"Inspired by the Beat Generation and footloose spirit of postwar America, the Drifter hotel combines streamline modernism and eclectic design, creating a playful new enclave on an industrial stretch of Tulane Avenue in New Orleans," said the hotel, which is the first from trio Jayson Seidman, Zach Kupperman, and Alex Ramirez.
The trio used roughly troweled concrete and tiles sourced from Oaxaca to update the hotel's 20 rooms. Accommodation options include king, queen and bunk rooms, all with beds made from dark-wood boards and including custom furniture pieces.
The same timber panels are used behind the cafe counter, where other wall surfaces are decorated with patterns of tropical leaves in pink and green.
Furniture appropriate to the period provides additional colour here and in the adjacent lobby space.
Comfy chairs and sofas are arranged beneath globe-shaped pendant lamps hung from the wooden ceiling, while foliage blocks some of the light from the large windows.
A bar in the lobby has a counter wrapped in small white tiles, which also cover thin pillars that reach up to the ceiling.

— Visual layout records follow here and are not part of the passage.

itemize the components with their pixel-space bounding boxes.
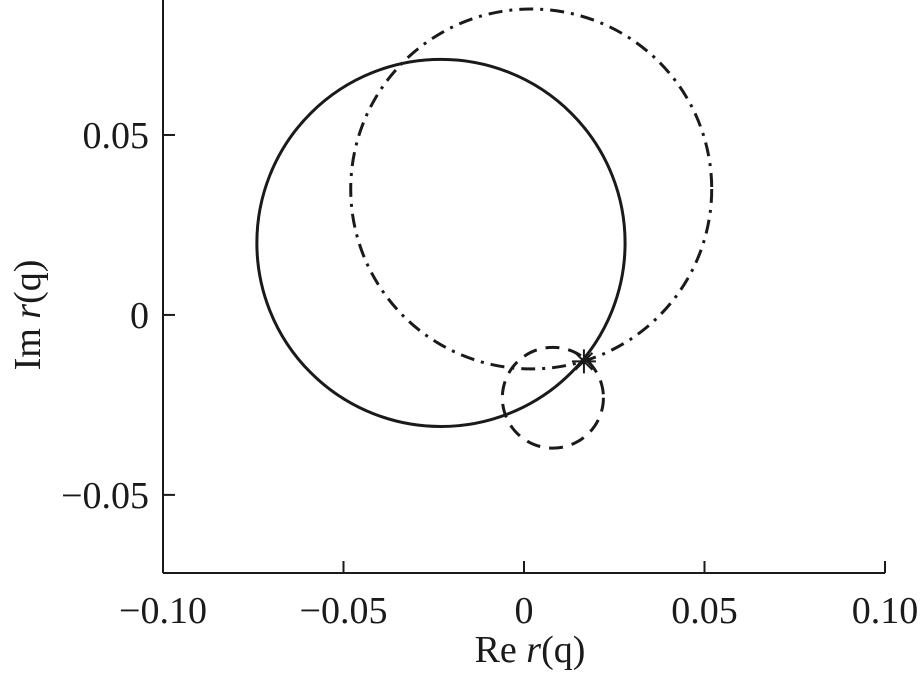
x-tick-label: 0.10 <box>852 590 919 632</box>
x-axis-label: Re r(q) <box>475 629 586 671</box>
y-axis-label: Im r(q) <box>7 260 49 371</box>
x-tick-label: 0.05 <box>671 590 738 632</box>
y-tick-label: 0.05 <box>83 115 150 157</box>
x-tick-label: 0 <box>515 590 534 632</box>
asterisk-stroke <box>574 352 594 371</box>
series-dash-dot-circle <box>349 7 714 371</box>
y-tick-label: 0 <box>130 295 149 337</box>
axes: −0.10 −0.05 0 0.05 0.10 0.05 0 −0.05 <box>61 0 918 632</box>
plot-marks <box>255 7 714 450</box>
asterisk-marker <box>571 349 596 374</box>
y-tick-label: −0.05 <box>61 475 149 517</box>
x-tick-label: −0.10 <box>119 590 207 632</box>
series-dashed-circle <box>500 345 605 450</box>
x-tick-label: −0.05 <box>300 590 388 632</box>
series-solid-circle <box>255 57 627 429</box>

"The hotel's interiors are a vibrant showcase of tropical colours and textures," said the team.
At the back, a pool area with a brick terrace is used for relaxing and hosting events. Features include a giant disco ball, an indoor/outdoor bar and a wall designed to reference the work of Mexican architect Luis Barragán.
The Drifter opened last month and recently became part of the Design Hotels curated collection of getaway spots.
The hotel is the latest in a string of mid-century renovations in the US, as popularity for the architectural style continues. Other boutique options that have opened in motels and motor lodges from the period include properties in Austin, California, Wyoming and New York's Catksills.